Inadimplência financeira
-Os protestos de pessoas físicas ou empresas não são o único parâmetro para se aferir a ‘‘saúde’’ da economia dos brasileiros. Mas são um indicador representativo. Medidos pela Serasa (uma espécie de Seproc dos bancos), eles mostram um quadro de inadimplência financeira é menos grave do que no ano passado. Os dados foram divulgados ontem (AE): os número de protestos de títulos e o de falências e concordatas requeridas caiu no primeiro semestre deste ano, em comparação com igual período do ano passado, segundo informou ontem a Centralização de Serviços dos Bancos SA, a Serasa. No período pesquisado, o número de protestos caiu 6,1%; o de falências requeridas, 0,3% e o de concordatas requeridas, 26,4%.

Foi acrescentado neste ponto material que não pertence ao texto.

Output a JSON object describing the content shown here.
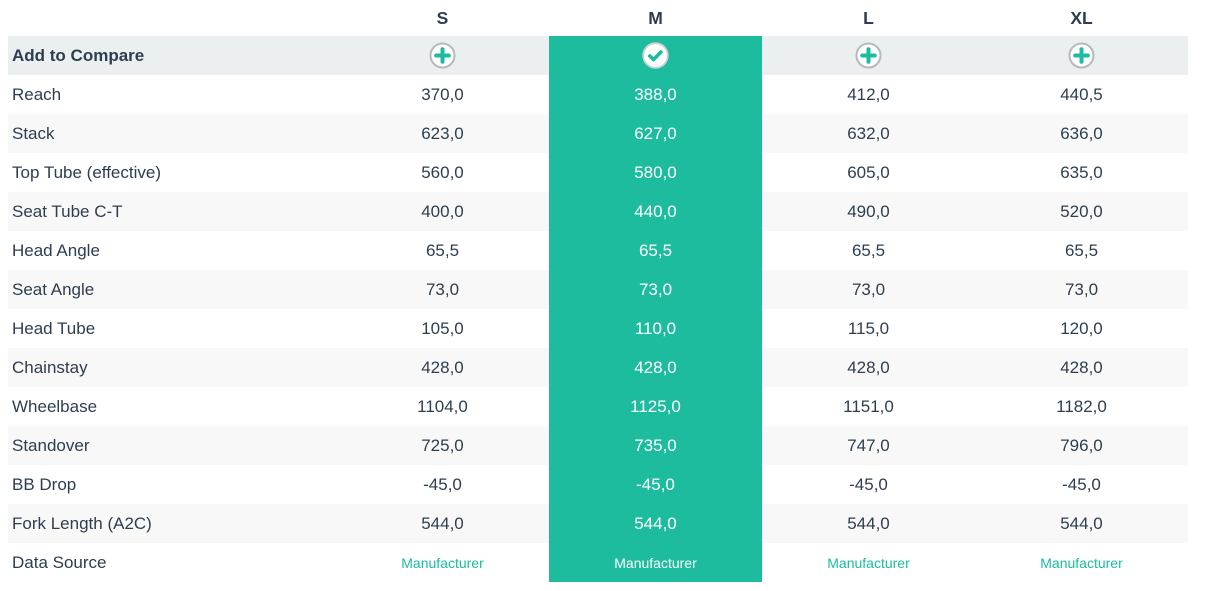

-Há técnicos que garantem que, a exemplo da inadimplência no pequeno comércio, o recuo nos pedidos de inadimplência financeira também refletem a recessão da economia. Assim, como os pedidos de consulta (sobre cheques e clientes) caem em tempo de recessão, os títulos protestados de pessoas físicas, num determinado período, podem refletir um momento de poucos negócios. Os dados do segundo semestre - porque fogem da recessão natural dos três primeiros meses do ano - sempre são mais representativos, exceção apenas para o número de pedidos de concordatas.
-O fato é que a opção pela política recessiva para manter a estabilidade da moeda (controle da inflação pelo estômago), acaba por mascarar todos os números. E se a falta de crescimento econômico reflete nos protestos de pessoa física, o mesmo não se pode dizer com relação às empresas.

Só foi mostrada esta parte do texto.